Background:  California (CA) gonorrhea (GC) cases increased to >50,000 in 2015. We sought to analyze GC epidemiologic data to determine the proportion of cases that could be targeted for STD screening and treatment interventions.

Methods:  As part of CDC’s STD Surveillance Network, CA conducts enhanced surveillance on a 2.5% simple random sample of reported GC cases via patient interview and provider follow-up. Prevention opportunities were defined by the following mutually exclusive hierarchy of cases based on key programmatic partnerships: STD contacts (all providers seeing GC cases), HIV-positive individuals (HIV care providers), HIV-negative/unknown men who have sex with men (MSM) (pre-exposure prophylaxis (PrEP) providers), cases/partners with recent incarceration (history) (correctional facilities), and all reproductive-age females (family planning/reproductive health services providers).

Results:  Of 1,646 sampled cases from January 2015-May 2016, 550 were interviewed (33.4% interview rate) (median age: 27 years (IQR: 22-35)): 366 (66.6%) were male (of whom 63.6% were MSM) and 359 (65.3%) were symptomatic. Of interviewed cases, by our hierarchy, 110 (20.0%) were STD contacts, 43 (7.8%) were HIV-positive, 147 (26.7%) were HIV-negative/unknown MSM, 63 (11.5%) had recent incarceration (history) and 100 (18.2%) were reproductive-age females. Overall, 84.2% of GC cases were accounted for by factors that are potential STD screening/treatment intervention opportunities. Of the remaining 87 (15.8%) GC cases not yet accounted for above, 79 (90.8%) were symptomatic.

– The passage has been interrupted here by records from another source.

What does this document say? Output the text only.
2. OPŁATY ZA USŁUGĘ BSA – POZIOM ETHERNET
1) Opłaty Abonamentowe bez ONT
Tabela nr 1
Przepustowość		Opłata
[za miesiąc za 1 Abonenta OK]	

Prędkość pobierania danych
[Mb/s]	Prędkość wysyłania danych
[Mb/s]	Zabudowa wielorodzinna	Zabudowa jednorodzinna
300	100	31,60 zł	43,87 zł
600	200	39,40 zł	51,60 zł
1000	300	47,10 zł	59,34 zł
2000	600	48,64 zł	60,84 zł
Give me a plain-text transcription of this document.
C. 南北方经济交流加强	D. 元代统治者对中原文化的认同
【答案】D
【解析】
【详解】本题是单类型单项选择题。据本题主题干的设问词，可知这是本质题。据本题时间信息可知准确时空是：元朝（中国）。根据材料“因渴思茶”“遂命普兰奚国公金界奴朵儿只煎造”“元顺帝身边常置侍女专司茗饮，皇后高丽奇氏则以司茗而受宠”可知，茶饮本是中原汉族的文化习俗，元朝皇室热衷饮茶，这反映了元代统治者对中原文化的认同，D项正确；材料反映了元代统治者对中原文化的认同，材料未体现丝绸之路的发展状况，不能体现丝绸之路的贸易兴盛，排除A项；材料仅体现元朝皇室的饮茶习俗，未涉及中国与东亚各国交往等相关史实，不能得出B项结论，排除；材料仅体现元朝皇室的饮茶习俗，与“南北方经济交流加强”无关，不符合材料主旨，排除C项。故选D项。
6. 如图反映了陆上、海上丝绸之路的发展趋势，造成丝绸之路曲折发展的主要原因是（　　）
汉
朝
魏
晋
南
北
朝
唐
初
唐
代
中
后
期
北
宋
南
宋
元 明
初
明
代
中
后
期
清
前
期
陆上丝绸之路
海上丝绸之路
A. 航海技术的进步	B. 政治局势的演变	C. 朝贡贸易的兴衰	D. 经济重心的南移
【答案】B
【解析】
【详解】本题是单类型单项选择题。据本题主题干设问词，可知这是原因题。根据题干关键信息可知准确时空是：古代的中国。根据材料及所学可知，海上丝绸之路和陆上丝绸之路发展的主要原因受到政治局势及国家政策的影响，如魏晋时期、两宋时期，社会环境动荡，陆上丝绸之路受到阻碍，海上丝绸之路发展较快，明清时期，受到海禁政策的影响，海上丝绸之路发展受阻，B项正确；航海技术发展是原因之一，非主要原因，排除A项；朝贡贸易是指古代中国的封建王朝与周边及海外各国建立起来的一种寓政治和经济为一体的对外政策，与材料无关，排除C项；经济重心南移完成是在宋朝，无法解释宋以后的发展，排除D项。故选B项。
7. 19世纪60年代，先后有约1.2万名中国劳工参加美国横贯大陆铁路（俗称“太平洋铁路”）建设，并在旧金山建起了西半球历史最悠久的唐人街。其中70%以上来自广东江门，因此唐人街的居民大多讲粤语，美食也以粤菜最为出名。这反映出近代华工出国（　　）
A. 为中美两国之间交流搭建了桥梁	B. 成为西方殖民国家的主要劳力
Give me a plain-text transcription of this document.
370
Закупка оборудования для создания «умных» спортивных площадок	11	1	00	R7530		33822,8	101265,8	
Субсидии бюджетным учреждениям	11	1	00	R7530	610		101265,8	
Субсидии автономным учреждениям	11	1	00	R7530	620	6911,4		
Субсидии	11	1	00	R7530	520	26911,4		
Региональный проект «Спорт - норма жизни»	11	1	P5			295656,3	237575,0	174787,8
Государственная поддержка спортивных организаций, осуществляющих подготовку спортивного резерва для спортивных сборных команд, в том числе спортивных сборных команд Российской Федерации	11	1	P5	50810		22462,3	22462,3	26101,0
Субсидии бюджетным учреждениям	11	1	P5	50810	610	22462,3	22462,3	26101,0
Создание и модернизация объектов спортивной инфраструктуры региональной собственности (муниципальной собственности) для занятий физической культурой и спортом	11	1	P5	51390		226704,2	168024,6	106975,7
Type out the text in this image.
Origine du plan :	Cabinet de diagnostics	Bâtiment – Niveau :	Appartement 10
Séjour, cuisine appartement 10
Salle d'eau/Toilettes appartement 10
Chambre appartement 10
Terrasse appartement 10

Conclusions:  By utilizing enhanced surveillance risk factor data, we identified potential priority GC programmatic partnerships: HIV providers, PrEP providers, correctional facilities, and family planning/reproductive health services providers. Schools may be a key venue for STD services; however, data were not available to assess. The promotion of ongoing STD screening and treatment in these settings, in addition to encouraging partner treatment among all providers treating GC cases, could allow us to interrupt transmission for the vast majority of GC cases in CA.